No to say that Sonora is the same convoluted, conflicted thing. No, but the similar meaning of expectations based on the 'word out on the streets' vs what it actually was.
Anyway, I’m about to take on the slavers, I am around level six. After about five hours of gameplay, I would've still said that the NPCs, situations, lore, and their interconnections feel rather simple where they shouldn't, and, on the other hand, can be pretty extensive in similar situations with but lesser impact. What’s worse, some major conversations still drop twists out of nowhere, like, “Oh hey, it was X 5 seconds before, but now it’s Y. Trust me, bro.” No buildup, no alternative discussions, just, “Here’s your twist, BAM.” That’s not great storytelling—RPG or otherwise (e.g. the said Lucas -vs- Kogan situation, part of the main plot).
That 'other hand' being, for example, the Priest Hiram and Festus' sick sone quest. It's a side quest but it is rather extensive—for its scope—and is actually of top notch Fallout quality. Classy gesture in
having to wait at a specific time and place for it to unfold. All things make sense, characters gradually come to realizations, they have their motives and are not easilly swayed aside, it takes effort in one way or another to bring some solutions, and even then the characters talk around those and elaborate on them (believably so, at that).

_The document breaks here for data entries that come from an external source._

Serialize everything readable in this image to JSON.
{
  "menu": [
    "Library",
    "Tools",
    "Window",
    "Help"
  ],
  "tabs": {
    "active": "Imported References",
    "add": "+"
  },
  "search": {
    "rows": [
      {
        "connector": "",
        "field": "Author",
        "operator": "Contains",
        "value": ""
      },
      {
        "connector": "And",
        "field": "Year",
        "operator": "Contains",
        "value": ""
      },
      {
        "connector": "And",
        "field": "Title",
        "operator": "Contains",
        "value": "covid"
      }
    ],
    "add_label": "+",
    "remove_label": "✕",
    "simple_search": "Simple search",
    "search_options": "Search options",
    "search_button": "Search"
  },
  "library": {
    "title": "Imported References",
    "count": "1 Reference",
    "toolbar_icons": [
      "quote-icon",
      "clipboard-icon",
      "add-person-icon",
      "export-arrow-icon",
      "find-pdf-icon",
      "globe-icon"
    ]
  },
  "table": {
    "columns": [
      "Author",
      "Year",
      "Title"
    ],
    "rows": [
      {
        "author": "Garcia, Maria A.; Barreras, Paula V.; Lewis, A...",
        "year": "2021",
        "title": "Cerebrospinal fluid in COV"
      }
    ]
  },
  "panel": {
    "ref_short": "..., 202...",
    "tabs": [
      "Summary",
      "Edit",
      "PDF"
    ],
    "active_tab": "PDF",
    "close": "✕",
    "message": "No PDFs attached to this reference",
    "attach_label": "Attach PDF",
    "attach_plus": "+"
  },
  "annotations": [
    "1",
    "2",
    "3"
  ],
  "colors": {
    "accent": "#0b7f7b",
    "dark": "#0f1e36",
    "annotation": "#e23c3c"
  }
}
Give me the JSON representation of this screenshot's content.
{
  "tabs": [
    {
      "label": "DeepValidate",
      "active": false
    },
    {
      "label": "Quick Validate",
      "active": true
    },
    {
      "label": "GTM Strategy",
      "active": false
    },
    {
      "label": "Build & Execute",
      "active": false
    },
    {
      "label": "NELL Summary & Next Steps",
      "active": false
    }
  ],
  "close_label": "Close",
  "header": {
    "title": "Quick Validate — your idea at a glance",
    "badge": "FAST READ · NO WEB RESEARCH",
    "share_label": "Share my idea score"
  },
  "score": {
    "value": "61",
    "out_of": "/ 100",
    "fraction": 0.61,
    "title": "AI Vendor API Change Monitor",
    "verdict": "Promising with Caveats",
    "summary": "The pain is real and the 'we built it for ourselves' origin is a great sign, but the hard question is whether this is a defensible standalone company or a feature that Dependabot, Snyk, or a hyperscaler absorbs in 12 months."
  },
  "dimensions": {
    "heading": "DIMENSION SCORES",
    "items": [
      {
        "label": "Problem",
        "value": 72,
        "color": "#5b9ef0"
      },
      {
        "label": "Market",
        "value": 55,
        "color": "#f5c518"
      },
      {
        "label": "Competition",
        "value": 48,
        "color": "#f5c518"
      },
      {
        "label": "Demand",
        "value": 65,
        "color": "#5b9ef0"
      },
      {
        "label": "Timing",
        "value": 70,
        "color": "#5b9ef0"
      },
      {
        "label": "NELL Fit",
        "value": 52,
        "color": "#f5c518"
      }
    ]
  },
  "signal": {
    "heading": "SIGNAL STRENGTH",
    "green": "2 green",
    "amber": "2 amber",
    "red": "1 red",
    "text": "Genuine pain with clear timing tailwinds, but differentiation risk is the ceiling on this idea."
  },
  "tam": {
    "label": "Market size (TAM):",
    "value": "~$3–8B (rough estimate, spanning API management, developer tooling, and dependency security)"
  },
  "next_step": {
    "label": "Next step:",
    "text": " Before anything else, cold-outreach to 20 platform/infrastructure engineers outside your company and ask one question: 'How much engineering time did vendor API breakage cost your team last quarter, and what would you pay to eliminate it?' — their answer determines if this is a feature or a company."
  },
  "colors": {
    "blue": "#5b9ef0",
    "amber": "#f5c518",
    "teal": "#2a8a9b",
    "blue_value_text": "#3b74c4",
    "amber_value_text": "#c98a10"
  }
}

All that said, I’m still enjoying
Sonora. It has charm. The quests aren't generic or fetch quests; there are various approaches and some thinking on your feet. I especially love the new NPC faces—they look like they came straight out of the original
Fallout. Fantastic work there. The world-building and moral standpoints hold up, too. Slavers, savages, profit-hungry factions, science-driven cliques, and those obsessed with order at the cost of humanity—it all feels right at home in a
Fallout setting. And the game seems big, which is definitely a plus.
So, just to be clear, my intent wasn't to needlessly criticize this total conversion.